Moncef Slaoui, Operation Warp Speed’s chief scientific adviser and a former pharmaceutical executive who has overseen the development of 14 vaccines, has said repeatedly that he expects some of the candidates that he picked to have 75 to 90 percent efficacy and at least two to win approval by early January.

By then, Dr. Slaoui has estimated, the factories under contract will have produced enough vaccine for 30 to 40 million people, and then another 80 to 90 million people every month after that. Assuming nothing goes wrong, he said, there will be enough doses for all 330 million Americans to be vaccinated by next June. Bill Gates, who is not part of Operation Warp Speed but works with it to develop vaccines for the world’s poor, has agreed with that timetable.

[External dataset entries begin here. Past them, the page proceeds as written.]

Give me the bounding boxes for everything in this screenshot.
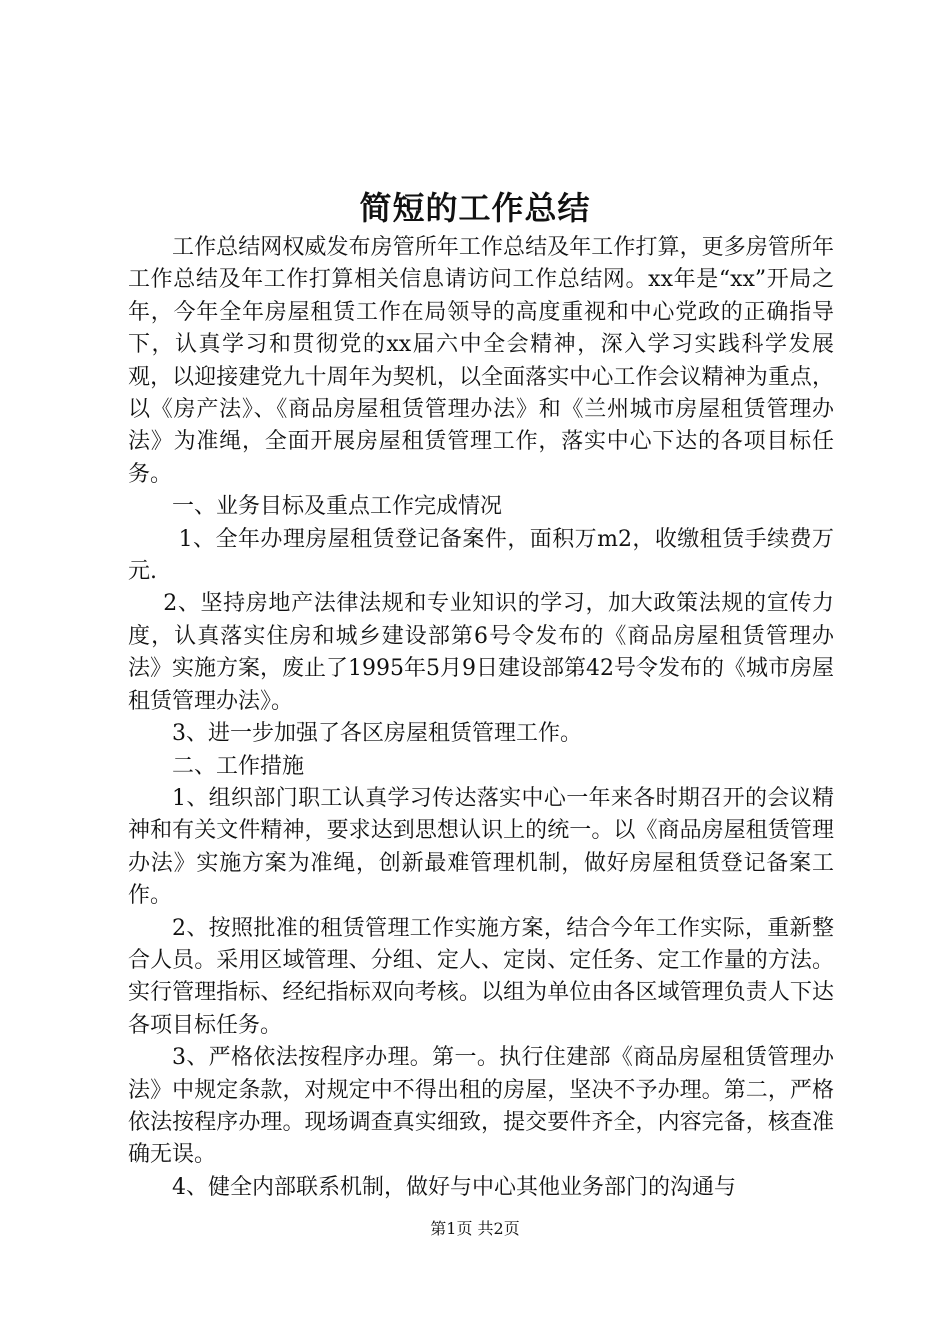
section-heading-2: 二、工作措施 [172,753,305,779]
paragraph-item: 1、全年办理房屋租赁登记备案件，面积万m2，收缴租赁手续费万元. [128,526,834,585]
section-heading-1: 一、业务目标及重点工作完成情况 [172,494,503,520]
document-body [128,232,834,1204]
paragraph-item: 3、严格依法按程序办理。第一。执行住建部《商品房屋租赁管理办法》中规定条款，对规定中不得出租的房屋，坚决不予办理。第二，严格依法按程序办理。现场调查真实细致，提交要件齐全，内容完备，核查准确无误。 [128,1045,834,1168]
page-footer: 第1页 共2页 [430,1219,520,1238]
paragraph-item: 3、进一步加强了各区房屋租赁管理工作。 [172,721,582,747]
paragraph-item: 2、按照批准的租赁管理工作实施方案，结合今年工作实际，重新整合人员。采用区域管理、分组、定人、定岗、定任务、定工作量的方法。实行管理指标、经纪指标双向考核。以组为单位由各区域管理负责人下达各项目标任务。 [128,915,834,1038]
paragraph-intro: 工作总结网权威发布房管所年工作总结及年工作打算，更多房管所年工作总结及年工作打算相关信息请访问工作总结网。xx年是“xx”开局之年，今年全年房屋租赁工作在局领导的高度重视和中心党政的正确指导下，认真学习和贯彻党的xx届六中全会精神，深入学习实践科学发展观，以迎接建党九十周年为契机，以全面落实中心工作会议精神为重点，以《房产法》、《商品房屋租赁管理办法》和《兰州城市房屋租赁管理办法》为准绳，全面开展房屋租赁管理工作，落实中心下达的各项目标任务。 [128,235,834,487]
paragraph-item: 2、坚持房地产法律法规和专业知识的学习，加大政策法规的宣传力度，认真落实住房和城乡建设部第6号令发布的《商品房屋租赁管理办法》实施方案，废止了1995年5月9日建设部第42号令发布的《城市房屋租赁管理办法》。 [128,591,834,714]
paragraph-item: 4、健全内部联系机制，做好与中心其他业务部门的沟通与 [172,1174,736,1200]
paragraph-item: 1、组织部门职工认真学习传达落实中心一年来各时期召开的会议精神和有关文件精神，要求达到思想认识上的统一。以《商品房屋租赁管理办法》实施方案为准绳，创新最难管理机制，做好房屋租赁登记备案工作。 [128,785,834,909]
document-title: 简短的工作总结 [359,189,591,227]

There will inevitably be distribution problems, but the military is standing by to help. The chief operating officer of Operation Warp Speed is General Gustave F. Perna, a logistics specialist.

How momentous is this? McNeil notes in his analysis that the previous record for successfully producing an effective and safe vaccine was four years. Without the financial commitments made in Operation Warp Speed, pharmaceuticals would have had to weigh all sorts of fiscal implications before going full steam on development and testing. By purchasing hundreds of millions of doses up front whether they worked or not, the Trump administration took a position akin to wartime procurement of weapons systems. That strategy is about to pay off, McNeil notes, in what may well be several vaccine options and an already-maximized production rate on all of those lines.

McNeil doesn’t offer much explicit credit to Trump for these developments. In fact, McNeil only mentions Trump to describe his treatment for COVID-19 and his disparagement of mask-wearing, a fair criticism but hardly the whole story. Operation Warp Speed helped accelerate both the vaccines and the therapeutics that McNeil touts, and shortened the timeline considerably for the pandemic — and in doing so, will have saved many thousands of lives. McNeil points out that the “Spanish” influenza had to run its course and produce herd immunity to finally peter out after two years, but that it cost 675,000 lives — equivalent to 2 million in today’s population, which is very close to the worst-case estimates for COVID-19 back in March.

With that in mind, Trump deserves some credit for accelerating the medical-science “cavalry” to the front lines. National Hotline’s Josh Kraushaar wonders why Team Trump isn’t making it their home-stretch pitch:

The Trump administration has made its share of mistakes in this pandemic. The White House and CDC should have been more forthcoming on the virus and masks, and testing capacity is still far short of where it should be to properly manage hotspots and eruptions. But it also has its share of successes, and by far the most momentous will be the “cavalry” arriving years ahead of schedule.